Campo San Barnaba, 041.522.41.81

    Masques

    La Pietra filosofale, cette pierre philosophale est une mine d'or qui propose les plus beaux masques de cuir de Venise - et même les seuls à respecter tous les codes de la commedia dell'arte. Derrière son établi encombré et sa moustache encombrante, ce n'est pas un artisan qui taille le cuir, mais un artiste, enfantant un Polichinelle, un Arlequin, un Pantalone... A ne pas manquer.
San Marco Frezzeria, 00-39-041-528-58-85.

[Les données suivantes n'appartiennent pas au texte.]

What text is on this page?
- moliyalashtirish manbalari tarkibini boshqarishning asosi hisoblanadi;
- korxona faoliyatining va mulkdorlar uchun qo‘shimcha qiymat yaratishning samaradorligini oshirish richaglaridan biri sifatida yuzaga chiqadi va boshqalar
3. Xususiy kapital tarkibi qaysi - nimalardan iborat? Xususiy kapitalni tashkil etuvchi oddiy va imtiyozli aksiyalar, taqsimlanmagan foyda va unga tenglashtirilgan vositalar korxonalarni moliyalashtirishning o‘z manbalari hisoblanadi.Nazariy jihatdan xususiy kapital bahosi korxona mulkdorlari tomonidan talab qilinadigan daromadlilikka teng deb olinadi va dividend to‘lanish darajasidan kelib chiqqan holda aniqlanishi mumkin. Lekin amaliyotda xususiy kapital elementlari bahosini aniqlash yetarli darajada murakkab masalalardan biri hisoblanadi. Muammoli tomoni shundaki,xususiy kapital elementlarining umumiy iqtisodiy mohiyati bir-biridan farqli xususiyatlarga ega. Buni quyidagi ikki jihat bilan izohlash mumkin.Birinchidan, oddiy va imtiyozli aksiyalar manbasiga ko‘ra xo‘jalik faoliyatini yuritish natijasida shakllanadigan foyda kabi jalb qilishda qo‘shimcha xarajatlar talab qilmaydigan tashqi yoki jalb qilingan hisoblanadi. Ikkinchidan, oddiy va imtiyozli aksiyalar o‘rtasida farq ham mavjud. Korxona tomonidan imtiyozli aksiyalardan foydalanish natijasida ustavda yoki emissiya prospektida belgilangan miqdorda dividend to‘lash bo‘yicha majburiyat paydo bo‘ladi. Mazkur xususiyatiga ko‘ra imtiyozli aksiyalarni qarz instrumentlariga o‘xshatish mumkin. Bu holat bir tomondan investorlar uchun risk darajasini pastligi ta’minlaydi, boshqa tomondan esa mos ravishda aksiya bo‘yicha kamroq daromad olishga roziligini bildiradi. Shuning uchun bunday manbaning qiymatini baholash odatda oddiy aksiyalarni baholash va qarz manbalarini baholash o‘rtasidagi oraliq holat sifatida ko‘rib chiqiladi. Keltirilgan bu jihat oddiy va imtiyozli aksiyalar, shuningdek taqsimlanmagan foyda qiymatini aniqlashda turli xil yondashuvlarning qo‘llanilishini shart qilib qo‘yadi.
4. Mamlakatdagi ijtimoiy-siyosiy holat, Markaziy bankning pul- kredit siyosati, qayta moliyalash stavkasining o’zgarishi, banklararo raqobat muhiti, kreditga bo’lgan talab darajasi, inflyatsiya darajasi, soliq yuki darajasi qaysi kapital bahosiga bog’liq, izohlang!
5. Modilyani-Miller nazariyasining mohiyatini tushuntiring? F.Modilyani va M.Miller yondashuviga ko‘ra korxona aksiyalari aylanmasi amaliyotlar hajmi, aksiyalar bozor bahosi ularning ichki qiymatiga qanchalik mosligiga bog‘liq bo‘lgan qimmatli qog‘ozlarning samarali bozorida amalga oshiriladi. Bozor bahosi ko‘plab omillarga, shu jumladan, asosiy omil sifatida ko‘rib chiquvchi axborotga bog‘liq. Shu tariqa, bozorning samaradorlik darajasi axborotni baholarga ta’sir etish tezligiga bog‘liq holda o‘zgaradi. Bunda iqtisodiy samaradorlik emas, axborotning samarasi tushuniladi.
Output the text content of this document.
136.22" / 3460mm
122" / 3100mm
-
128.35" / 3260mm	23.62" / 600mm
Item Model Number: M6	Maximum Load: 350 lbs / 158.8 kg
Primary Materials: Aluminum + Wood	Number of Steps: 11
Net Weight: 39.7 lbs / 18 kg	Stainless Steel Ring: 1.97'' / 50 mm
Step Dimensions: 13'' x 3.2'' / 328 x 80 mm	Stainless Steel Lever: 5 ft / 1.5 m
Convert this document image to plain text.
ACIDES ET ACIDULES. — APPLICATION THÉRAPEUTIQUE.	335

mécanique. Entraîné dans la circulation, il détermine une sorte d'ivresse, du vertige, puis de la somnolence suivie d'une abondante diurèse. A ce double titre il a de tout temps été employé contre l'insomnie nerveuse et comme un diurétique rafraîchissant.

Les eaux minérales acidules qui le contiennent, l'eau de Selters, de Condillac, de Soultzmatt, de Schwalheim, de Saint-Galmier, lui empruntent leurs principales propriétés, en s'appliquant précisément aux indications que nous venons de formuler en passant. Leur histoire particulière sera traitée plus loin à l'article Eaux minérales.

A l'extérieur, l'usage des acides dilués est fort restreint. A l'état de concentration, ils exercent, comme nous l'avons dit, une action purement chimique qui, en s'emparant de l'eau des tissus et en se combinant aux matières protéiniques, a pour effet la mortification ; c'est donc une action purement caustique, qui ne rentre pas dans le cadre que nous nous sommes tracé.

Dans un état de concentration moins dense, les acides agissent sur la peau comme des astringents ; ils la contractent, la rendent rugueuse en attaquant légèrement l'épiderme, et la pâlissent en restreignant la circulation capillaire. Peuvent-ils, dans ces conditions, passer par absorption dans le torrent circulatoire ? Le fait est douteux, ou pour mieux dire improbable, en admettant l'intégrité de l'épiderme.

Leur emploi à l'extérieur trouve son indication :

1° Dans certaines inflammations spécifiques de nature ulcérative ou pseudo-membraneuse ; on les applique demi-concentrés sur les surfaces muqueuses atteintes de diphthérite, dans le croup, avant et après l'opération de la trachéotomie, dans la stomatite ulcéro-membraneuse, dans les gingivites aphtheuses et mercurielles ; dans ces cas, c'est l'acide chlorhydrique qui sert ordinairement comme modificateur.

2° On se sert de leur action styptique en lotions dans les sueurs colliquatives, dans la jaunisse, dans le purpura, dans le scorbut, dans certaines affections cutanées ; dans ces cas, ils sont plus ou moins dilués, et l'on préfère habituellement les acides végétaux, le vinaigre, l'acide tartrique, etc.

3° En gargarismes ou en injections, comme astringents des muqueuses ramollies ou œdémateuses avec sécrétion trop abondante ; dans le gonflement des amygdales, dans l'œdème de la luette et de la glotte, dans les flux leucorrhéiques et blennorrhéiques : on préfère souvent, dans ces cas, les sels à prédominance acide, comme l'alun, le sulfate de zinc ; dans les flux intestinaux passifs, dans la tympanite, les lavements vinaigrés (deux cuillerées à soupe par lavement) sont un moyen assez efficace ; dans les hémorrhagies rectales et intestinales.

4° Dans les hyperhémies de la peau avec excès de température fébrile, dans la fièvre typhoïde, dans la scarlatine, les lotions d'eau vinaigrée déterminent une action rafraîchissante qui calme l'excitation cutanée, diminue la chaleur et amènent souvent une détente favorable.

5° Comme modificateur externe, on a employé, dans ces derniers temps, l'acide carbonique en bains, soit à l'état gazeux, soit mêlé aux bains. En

    Atelier Marega, avec ses deux boutiques, cette enseigne donne dans le grand style XVIIIe siècle. Les masques sont assez communs, mais les costumes, à louer ou à vendre, sont sublimes et, rareté, on trouve ici des chaussures de style magnifiques.
Campo San Rocco, 041.522.16.34
Calle Larga, San Toma 041.71.79.66

    Il Canovaccio. Toute l'Arche de Noé est mise en masques par cette boutique, dans ce papier mâché si caractéristique, et peint à la main, qui en fait autant de pièces uniques. Les plus belles ? Le crocodile, la girafe et la licorne.
Castello, 041.521.03.93

    DÉGUSTER

    Casa del parmigiano. Tout, tout, tout le fromage italien joue une symphonie de saveurs dans cet établissement situé juste à côté du marché aux poissons et du "bossu" du Rialto, mascotte vénitienne. Le pecorino y est roi ( jetez-vous sur celui à la truffe et celui au safran), la scamorza affumicata y est reine. Et le prosciutto s'est fait une place au milieu des fromages.
Campo Bella Vienna, Rialto, 041.520.65.25

    Giacomo Rizzo. En allant du Rialto à la Ca'd'Oro, vous trouverez sur la gauche cette petite échoppe aux saveurs précieuses: huiles d'olive, sauces, truffes blanches, vinaigres balsamiques et, surtout, pâtes de toutes couleurs, tailles et formes -gondoles, Rialto, lettres et... pénis!
San Giovanni Crisostomo, 5778, Cannareggio, 041.712.23.31

    Le match des glaciers. Les gelati coulent à tous les coins de rue à Venise, mais la finale du championnat de la Sérénissime oppose Paolin (campo San Stefano) à Da Nico (Zattere). La pistache et le gianduiotto sont meilleurs chez le second, la vanille et l'After Eight chez le premier. Paolin veille plus tard, Da Nico a vue sur la Giudecca et sur les bateaux... A vous de choisir.

    DORMIR, SORTIR

    Hôtels

    Palazzo Stern, sur le Grand Canal, à côté de la Ca' Rezzonico -le musée du XVIIIe siècle-, cet hôtel est majestueux, de sa terrasse du rez-de-chaussée, qui s'avance sur l'eau, à son escalier bordé de fins piliers. Certaines chambres ont sur San Samuele une vue exceptionnelle. Et le vaporetto -lignes 1 et 2- est au pied de l'hôtel.
Dorsoduro, 041.277.08.69

    AD Place, à l'abri de la Fenice, le fameux Opéra, dans le repli d'un canal, cet établissement entortille jusqu'à une altana au panorama appréciable des chambres à la déco audacieuse.
Fondamenta della Fenice, 041.241.32.34

    Night-Club

    Piccolo mondo. Il n'y a pas de boîte de nuit à Venise. Ou plutôt, il y en a une, hélas ! Le Piccolo mondo, ce sont des banquettes d'un autre âge; une musique qui semble sortie d'un canular; un personnel vermoulu. Tout cela en fait une curiosité...
Dorsoduro, 041.520.03.71
    © Christophe Barbier / L'Express - 30/05/2011.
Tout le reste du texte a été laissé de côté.